Since the previous exams, the 6 mm enhancing nodule in the left anterior corona radiata has developed into a multilobulated heterogeneous ring enhancing mass lesion. The right-sided midline shift of 6 mm remains stable. Mild distortion of the abutting lateral ventricle but without hydrocephalus.
At the left anterior margin of the posterior fossa surgical cavity is an ovoid nodule of enhancement measuring 11 x 9 x 10 mm that is cystic inferiorly, with moderate surrounding FLAIR hyperintensity and mild mass effect on the 4th ventricle. There appear to be some tethering of this to the inferior surface of the left tentorium. More ill-defined mild-to-moderate patchy FLAIR hyperintensity surrounds the cerebellar resection cavity.
Tiny focus of FLAIR hyperintensity in the right centrum semiovale, new, non-specific but most likely incidental.

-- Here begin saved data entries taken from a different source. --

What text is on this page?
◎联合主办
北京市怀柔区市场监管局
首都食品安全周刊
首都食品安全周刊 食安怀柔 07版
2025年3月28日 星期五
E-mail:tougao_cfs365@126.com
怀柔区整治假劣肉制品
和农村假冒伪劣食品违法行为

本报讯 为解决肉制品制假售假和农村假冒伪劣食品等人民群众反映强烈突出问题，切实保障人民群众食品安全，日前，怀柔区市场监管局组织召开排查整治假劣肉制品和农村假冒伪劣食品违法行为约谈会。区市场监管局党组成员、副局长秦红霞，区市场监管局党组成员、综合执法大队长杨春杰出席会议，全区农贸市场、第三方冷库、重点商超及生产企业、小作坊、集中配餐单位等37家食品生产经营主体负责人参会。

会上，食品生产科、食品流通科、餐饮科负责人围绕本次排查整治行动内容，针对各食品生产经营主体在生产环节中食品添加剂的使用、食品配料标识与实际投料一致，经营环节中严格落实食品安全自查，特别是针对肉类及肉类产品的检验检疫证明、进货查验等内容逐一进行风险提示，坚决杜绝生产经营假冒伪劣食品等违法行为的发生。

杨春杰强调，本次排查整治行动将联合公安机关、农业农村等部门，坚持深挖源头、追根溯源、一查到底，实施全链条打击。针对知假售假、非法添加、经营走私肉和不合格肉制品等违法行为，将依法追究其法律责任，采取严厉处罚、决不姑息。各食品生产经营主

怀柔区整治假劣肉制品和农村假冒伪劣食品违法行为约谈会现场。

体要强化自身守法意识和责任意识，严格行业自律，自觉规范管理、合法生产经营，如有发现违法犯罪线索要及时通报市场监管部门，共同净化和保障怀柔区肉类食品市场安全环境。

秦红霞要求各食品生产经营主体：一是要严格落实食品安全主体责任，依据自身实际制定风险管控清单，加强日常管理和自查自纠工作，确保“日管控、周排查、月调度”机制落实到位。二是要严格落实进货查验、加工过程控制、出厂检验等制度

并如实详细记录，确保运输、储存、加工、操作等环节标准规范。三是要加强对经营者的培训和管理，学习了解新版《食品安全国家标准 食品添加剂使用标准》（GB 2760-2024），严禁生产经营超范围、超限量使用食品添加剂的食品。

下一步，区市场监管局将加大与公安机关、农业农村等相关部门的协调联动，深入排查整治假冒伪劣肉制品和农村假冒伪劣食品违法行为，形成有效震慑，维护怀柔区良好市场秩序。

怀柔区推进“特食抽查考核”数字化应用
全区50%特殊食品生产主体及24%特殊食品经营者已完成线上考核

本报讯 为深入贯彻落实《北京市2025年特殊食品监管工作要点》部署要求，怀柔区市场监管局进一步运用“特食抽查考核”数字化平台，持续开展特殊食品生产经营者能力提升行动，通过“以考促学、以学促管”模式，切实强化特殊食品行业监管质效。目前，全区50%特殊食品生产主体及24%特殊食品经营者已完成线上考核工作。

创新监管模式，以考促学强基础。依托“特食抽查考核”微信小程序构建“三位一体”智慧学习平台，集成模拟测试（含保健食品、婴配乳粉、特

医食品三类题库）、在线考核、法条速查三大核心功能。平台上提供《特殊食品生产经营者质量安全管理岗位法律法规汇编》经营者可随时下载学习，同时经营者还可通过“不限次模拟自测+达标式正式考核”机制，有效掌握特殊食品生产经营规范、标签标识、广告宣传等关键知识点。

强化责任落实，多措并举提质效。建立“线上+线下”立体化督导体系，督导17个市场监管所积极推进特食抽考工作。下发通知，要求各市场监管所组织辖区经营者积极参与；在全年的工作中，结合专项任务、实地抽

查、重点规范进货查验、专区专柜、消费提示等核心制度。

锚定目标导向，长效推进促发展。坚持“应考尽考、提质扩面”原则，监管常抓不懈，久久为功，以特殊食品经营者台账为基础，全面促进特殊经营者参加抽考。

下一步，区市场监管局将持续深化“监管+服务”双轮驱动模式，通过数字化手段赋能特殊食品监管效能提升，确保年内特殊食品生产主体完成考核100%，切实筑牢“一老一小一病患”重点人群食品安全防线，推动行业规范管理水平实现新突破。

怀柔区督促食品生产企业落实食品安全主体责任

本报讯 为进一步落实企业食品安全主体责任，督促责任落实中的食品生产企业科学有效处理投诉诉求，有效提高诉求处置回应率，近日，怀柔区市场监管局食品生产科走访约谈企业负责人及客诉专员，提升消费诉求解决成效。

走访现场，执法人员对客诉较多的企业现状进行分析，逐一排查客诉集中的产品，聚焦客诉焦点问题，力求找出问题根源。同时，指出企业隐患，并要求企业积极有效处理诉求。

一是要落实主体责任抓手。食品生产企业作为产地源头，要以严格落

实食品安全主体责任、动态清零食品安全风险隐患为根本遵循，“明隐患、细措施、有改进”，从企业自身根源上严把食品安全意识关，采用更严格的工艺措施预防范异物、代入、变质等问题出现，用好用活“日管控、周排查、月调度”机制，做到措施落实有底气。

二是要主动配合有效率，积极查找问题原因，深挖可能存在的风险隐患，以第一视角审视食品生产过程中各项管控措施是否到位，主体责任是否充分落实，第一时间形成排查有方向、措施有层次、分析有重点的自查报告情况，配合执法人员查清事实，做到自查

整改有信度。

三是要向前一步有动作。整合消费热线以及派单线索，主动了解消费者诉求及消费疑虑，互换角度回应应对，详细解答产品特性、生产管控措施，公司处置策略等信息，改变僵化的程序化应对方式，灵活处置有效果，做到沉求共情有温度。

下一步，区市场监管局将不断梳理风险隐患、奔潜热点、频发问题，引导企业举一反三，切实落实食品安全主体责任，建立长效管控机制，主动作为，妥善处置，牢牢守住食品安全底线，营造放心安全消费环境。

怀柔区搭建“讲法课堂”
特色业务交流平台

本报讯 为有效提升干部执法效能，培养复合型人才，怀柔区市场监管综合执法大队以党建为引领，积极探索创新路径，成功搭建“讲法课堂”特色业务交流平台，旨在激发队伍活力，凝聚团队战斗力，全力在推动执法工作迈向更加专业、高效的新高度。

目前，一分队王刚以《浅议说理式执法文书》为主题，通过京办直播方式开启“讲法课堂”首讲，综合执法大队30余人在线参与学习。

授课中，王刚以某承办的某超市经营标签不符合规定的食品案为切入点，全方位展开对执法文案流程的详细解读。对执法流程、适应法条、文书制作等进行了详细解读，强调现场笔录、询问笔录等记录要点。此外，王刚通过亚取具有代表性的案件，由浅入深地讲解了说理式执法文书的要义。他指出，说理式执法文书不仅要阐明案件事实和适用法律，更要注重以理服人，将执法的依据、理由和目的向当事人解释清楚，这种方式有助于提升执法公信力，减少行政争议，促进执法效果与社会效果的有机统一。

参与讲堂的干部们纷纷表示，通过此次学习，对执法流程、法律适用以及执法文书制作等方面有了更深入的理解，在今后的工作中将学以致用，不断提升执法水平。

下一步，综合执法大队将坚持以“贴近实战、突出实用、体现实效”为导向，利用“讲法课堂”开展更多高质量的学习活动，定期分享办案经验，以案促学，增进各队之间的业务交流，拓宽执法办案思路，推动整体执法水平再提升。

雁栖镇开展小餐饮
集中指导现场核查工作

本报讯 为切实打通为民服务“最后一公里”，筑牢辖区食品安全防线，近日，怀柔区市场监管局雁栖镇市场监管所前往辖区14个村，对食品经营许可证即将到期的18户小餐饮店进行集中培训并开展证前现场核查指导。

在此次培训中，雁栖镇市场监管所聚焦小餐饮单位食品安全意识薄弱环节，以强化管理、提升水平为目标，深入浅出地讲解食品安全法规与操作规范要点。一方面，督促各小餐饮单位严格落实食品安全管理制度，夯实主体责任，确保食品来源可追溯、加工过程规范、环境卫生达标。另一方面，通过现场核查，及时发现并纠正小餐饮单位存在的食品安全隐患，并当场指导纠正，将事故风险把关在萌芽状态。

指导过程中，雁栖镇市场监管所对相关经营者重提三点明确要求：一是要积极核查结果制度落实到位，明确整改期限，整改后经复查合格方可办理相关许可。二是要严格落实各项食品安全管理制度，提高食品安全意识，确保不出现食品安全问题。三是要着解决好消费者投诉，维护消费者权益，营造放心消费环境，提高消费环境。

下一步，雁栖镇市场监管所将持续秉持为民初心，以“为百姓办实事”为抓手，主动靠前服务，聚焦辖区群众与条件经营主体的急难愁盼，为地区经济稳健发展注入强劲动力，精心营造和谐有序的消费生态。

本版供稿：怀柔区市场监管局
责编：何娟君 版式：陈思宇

8mm nodule of solid enhancement abutting the left anterior falx with a small dural tail, unchanged is more probably an incidental meningioma, although a small dural metastasis in this context remains a differential.
Conclusion: Findings are in keeping with progressive metastatic disease, with a markedly enlarged left frontal mass with moderate oedema. No post-operative MRI available for correlation, but a nodule of enhancement at the anterior cerebellar resection margin is in keeping with either residual and or recurrent metastasis. Unchanged since the earliest available MRI at the left anterior falx is more probably an incidental small left frontal meningioma than a dural metastasis.